Es una verdad de a puño afirmar que la corrupción se ha encaramado a la parte alta de la lista de preocupaciones de los habitantes de América Latina. Las revelaciones sobre los sobornos de Odebrecht son el más reciente episodio de una ola de escándalos que sacude hasta los cimientos a las instituciones de la región, algo que sucede con mayor intensidad de unos años para acá.
Los ejemplos de movimientos telúricos en el campo político y judicial, abundan. En Guatemala fue destituido un presidente, en Brasil se cuentan por decenas los funcionarios detenidos por cuenta de los abusos ocurridos en Petrobras, en Chile la propia mandataria Michelle Bachelet nunca pudo recuperarse de las acusaciones que comprometieron a integrantes de su familia. Ahora, comienza la etapa de investigaciones, juicios y veredictos en contra de quienes recibieron dinero de la constructora brasileña en al menos una docena de naciones.
Colombia se ve mejor que sus
pares en lo que atañe a la victimización, pero hay una clara tendencia hacia el deterioro.
Las noticias conocidas llenan de pesimismo al latinoamericano promedio, cuya desconfianza por los funcionarios en todos los ámbitos del poder público está disparada.
Perder la esperanza sobre el futuro es fácil, pues la impresión, como dice el tango Cambalache, es que “los inmorales nos han igualado”.
Sin embargo, hay quienes piensan que las cosas se encuentran menos mal de lo que parece. Ese es uno de los mensajes de un informe dado a conocer el viernes pasado por el Diálogo Interamericano en Washington, cuyo título es ‘Más allá de los escándalos’, y que tiene como autores a Kevin Casas Zamora y a Miguel Carter, dos expertos sobre la venalidad.
Los académicos en cuestión afirman que la evidencia no lleva a la conclusión de que la corrupción sea mayor que antes, sino que la tolerancia de la población hacia el delito es menor. Los esfuerzos en favor de la transparencia, las redes sociales, el crecimiento de la clase media, la desigualdad en la distribución del ingreso y el frenazo económico reciente, explican el cambio de actitud de la población.

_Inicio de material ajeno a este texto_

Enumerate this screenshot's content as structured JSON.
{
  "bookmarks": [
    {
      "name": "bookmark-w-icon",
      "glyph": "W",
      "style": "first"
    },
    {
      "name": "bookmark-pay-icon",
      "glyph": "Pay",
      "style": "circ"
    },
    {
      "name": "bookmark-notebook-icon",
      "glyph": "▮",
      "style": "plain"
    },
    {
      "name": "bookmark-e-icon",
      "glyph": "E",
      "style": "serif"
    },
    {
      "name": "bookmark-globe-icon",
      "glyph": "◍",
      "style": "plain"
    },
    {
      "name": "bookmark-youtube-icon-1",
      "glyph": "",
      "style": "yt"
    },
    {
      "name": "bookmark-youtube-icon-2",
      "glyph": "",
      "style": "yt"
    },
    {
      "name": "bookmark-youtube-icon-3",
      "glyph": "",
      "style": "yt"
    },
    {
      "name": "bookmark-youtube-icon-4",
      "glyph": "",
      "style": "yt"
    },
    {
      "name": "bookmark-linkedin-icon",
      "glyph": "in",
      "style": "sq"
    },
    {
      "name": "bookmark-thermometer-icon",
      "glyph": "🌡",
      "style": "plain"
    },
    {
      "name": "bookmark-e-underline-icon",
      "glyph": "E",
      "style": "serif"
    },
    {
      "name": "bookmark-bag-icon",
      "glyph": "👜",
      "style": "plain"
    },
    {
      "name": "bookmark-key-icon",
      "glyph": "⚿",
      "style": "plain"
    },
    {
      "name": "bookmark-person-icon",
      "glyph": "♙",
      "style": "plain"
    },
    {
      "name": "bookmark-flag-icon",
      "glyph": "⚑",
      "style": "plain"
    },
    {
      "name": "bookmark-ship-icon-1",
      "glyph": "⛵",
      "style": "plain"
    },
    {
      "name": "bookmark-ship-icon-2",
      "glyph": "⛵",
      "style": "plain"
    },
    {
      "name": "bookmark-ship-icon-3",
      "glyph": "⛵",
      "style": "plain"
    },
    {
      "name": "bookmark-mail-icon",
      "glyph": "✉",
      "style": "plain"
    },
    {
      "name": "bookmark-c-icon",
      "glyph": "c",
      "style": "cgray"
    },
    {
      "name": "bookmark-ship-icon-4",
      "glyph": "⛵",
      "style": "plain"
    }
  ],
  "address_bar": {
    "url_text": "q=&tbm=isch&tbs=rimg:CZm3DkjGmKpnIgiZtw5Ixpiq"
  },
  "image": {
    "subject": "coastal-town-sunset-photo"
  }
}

Bajo ese punto de vista, lo que está sucediendo es muy positivo. Son cada vez más los ejemplos que muestran que la justicia está operando y que los culpables de recibir ‘coimas’ acaban con sus huesos en la cárcel. La paradoja es que la visibilidad de los procesos judiciales lleva a que el público crea que el mal está empeorando, cuando en verdad está empezando a curarse, aunque faltan muchos años de esfuerzos para dar de alta al paciente.
Parte de los méritos del trabajo mencionado es que recopila los datos, tanto de percepción como de victimización, sobre este flagelo. En lo que atañe a Colombia, salta a la vista que la impresión sobre el estado de cosas es mucho peor que la realidad. Ante la pregunta sobre la exigencia del pago de sobornos en diferentes ámbitos de la administración pública, estamos por debajo del promedio regional.
No obstante, el campanazo de alerta es que las cifras muestran un deterioro solo comparable al de Venezuela, así nuestros problemas no sean de la misma magnitud. En concreto, ha subido el porcentaje de petición de plata por parte de los funcionarios del orden nacional, la Policía, la justicia o los gobiernos municipales, cuya cifra es la peor de todas.
Como si lo anterior fuera poco, hemos dado un paso atrás en la transparencia de las decisiones gubernamentales y de asignación de los presupuestos, de acuerdo con un par de clasificaciones internacionales. Sin desconocer las legislaciones aprobadas, el mensaje es que nos falta mucho por hacer.
Por tal razón, hay que reaccionar. La semana pasada, Juan Manuel Santos anunció que su administración se encuentra en el proceso de expedir normas y presentar propuestas para llevar al Congreso. El problema es que en medio de la polarización política y el desprestigio del Gobierno, el alcance de ese programa puede llegar a ser limitado, a menos que diferentes colectividades –incluyendo a la oposición– lo respalden.